Der Süddeutsche Rundfunk setzte seine lobenswerte Sendereihe "Im Spiegel der Komödie" fort mit Giammaria Cecchis "Der Eulenschrei". Und siehe da, in dieser zweiten, der Renaissance-Station im Gang durch die Jahrhunderte geht’s schon nicht mehr so liebenswürdig einfältig zu wie in der mittelalterlichen Posse "Meister Pierre Pathelin."

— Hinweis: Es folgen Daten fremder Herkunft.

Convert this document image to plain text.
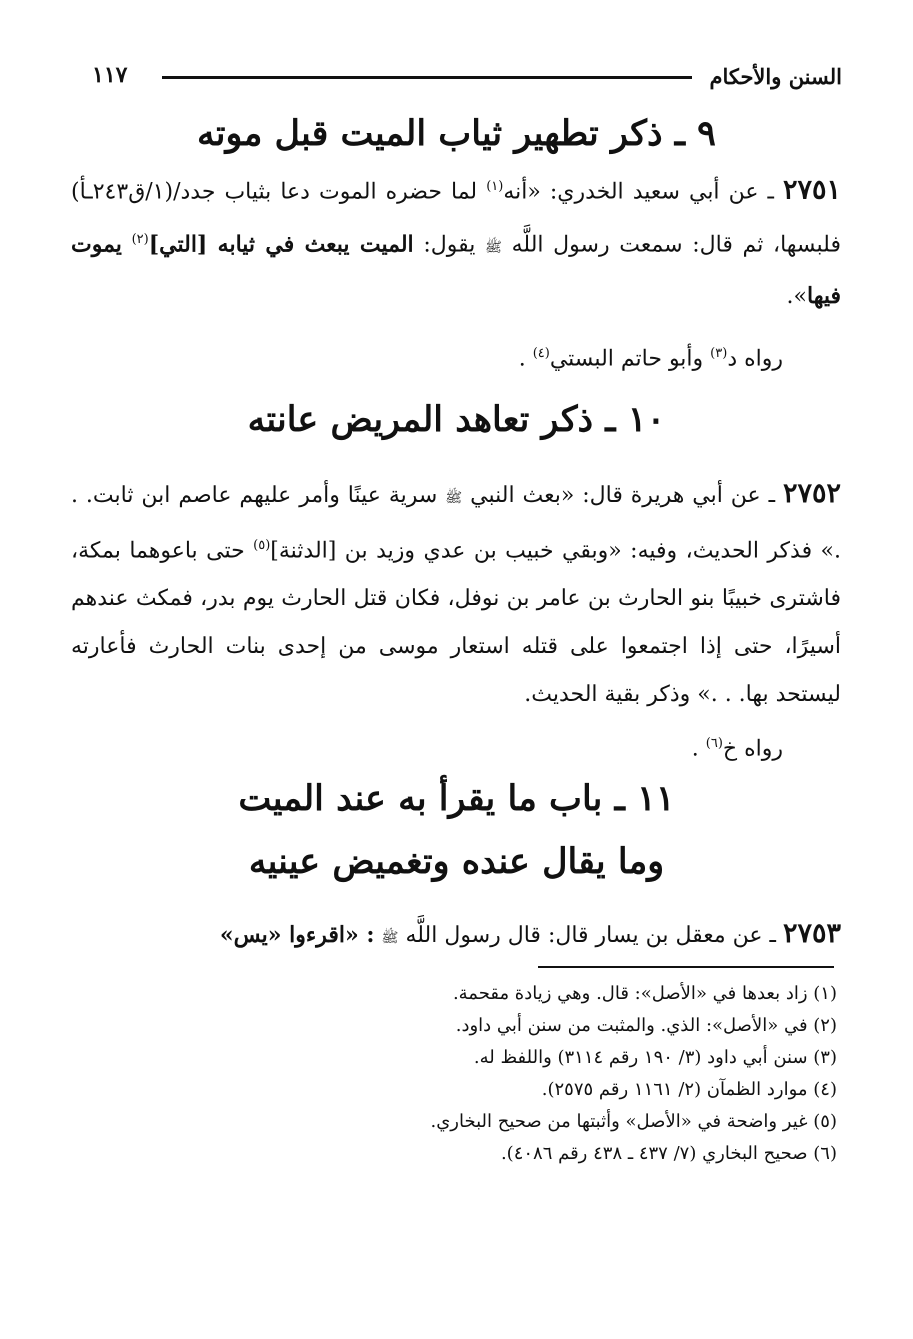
السنن والأحكام
١١٧
٩ ـ ذكر تطهير ثياب الميت قبل موته

٢٧٥١ ـ عن أبي سعيد الخدري: «أنه$^{(١)}$ لما حضره الموت دعا بثياب جدد/(١/ق٢٤٣ـأ) فلبسها، ثم قال: سمعت رسول اللَّه ﷺ يقول: الميت يبعث في ثيابه [التي]$^{(٢)}$ يموت فيها».

رواه د$^{(٣)}$ وأبو حاتم البستي$^{(٤)}$ .
١٠ ـ ذكر تعاهد المريض عانته

٢٧٥٢ ـ عن أبي هريرة قال: «بعث النبي ﷺ سرية عينًا وأمر عليهم عاصم ابن ثابت. . .» فذكر الحديث، وفيه: «وبقي خبيب بن عدي وزيد بن [الدثنة]$^{(٥)}$ حتى باعوهما بمكة، فاشترى خبيبًا بنو الحارث بن عامر بن نوفل، فكان قتل الحارث يوم بدر، فمكث عندهم أسيرًا، حتى إذا اجتمعوا على قتله استعار موسى من إحدى بنات الحارث فأعارته ليستحد بها. . .» وذكر بقية الحديث.

رواه خ$^{(٦)}$ .
١١ ـ باب ما يقرأ به عند الميت
وما يقال عنده وتغميض عينيه

٢٧٥٣ ـ عن معقل بن يسار قال: قال رسول اللَّه ﷺ : «اقرءوا «يس»

(١) زاد بعدها في «الأصل»: قال. وهي زيادة مقحمة.
(٢) في «الأصل»: الذي. والمثبت من سنن أبي داود.
(٣) سنن أبي داود (٣/ ١٩٠ رقم ٣١١٤) واللفظ له.
(٤) موارد الظمآن (٢/ ١١٦١ رقم ٢٥٧٥).
(٥) غير واضحة في «الأصل» وأثبتها من صحيح البخاري.
(٦) صحيح البخاري (٧/ ٤٣٧ ـ ٤٣٨ رقم ٤٠٨٦).
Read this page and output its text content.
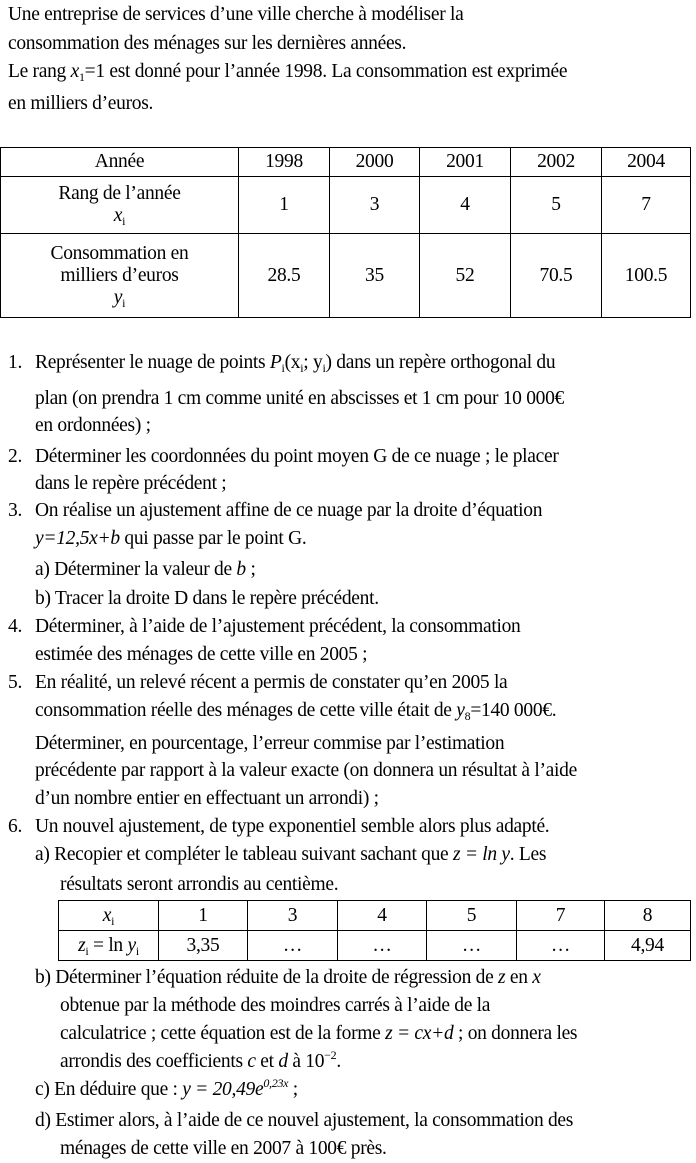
Une entreprise de services d’une ville cherche à modéliser la
consommation des ménages sur les dernières années.
Le rang $x_1=1$ est donné pour l’année 1998. La consommation est exprimée
en milliers d’euros.
Année	1998	2000	2001	2002	2004

Rang de l’année
$x_i$	1	3	4	5	7

Consommation en
milliers d’euros
$y_i$	28.5	35	52	70.5	100.5
1. Représenter le nuage de points $P_i(x_i$; $y_i$) dans un repère orthogonal du
plan (on prendra 1 cm comme unité en abscisses et 1 cm pour 10 000€
en ordonnées) ;
2. Déterminer les coordonnées du point moyen G de ce nuage ; le placer
dans le repère précédent ;
3. On réalise un ajustement affine de ce nuage par la droite d’équation
y=12,5x+b qui passe par le point G.
a) Déterminer la valeur de b ;
b) Tracer la droite D dans le repère précédent.
4. Déterminer, à l’aide de l’ajustement précédent, la consommation
estimée des ménages de cette ville en 2005 ;
5. En réalité, un relevé récent a permis de constater qu’en 2005 la
consommation réelle des ménages de cette ville était de $y_8=140$ 000€.
Déterminer, en pourcentage, l’erreur commise par l’estimation
précédente par rapport à la valeur exacte (on donnera un résultat à l’aide
d’un nombre entier en effectuant un arrondi) ;
6. Un nouvel ajustement, de type exponentiel semble alors plus adapté.
a) Recopier et compléter le tableau suivant sachant que z = ln y. Les
résultats seront arrondis au centième.
$x_i$	1	3	4	5	7	8
$z_i = \ln y_i$	3,35	…	…	…	…	4,94
b) Déterminer l’équation réduite de la droite de régression de z en x
obtenue par la méthode des moindres carrés à l’aide de la
calculatrice ; cette équation est de la forme z = cx+d ; on donnera les
arrondis des coefficients c et d à $10^{-2}$.
c) En déduire que : $y = 20,49e^{0,23x}$ ;
d) Estimer alors, à l’aide de ce nouvel ajustement, la consommation des
ménages de cette ville en 2007 à 100€ près.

In galantem und mitunter witzigem Geplauder entwickelt sich eine Kette haarscharf ineinandergreifender Intrigen. Die Geschichte ist regelrecht haarsträubend: Ein siebzigjähriger Rechtsanwalt, ein hemmungsloser Geizkragen, beabsichtigt, sein achtzehnjähriges Weib mit der Mutter eines Studenten zu betrügen. Dieser wiederum stellt selig der strengbewachten Ehefrau nach, wird aber von seinem Freund um die Angebetete listig betrogen. Ersatzweise, doch durchaus zufriedengestellt, erobert dafür der entflammte Studiosus die verheiratete Schwägerin des alten Hahnreis.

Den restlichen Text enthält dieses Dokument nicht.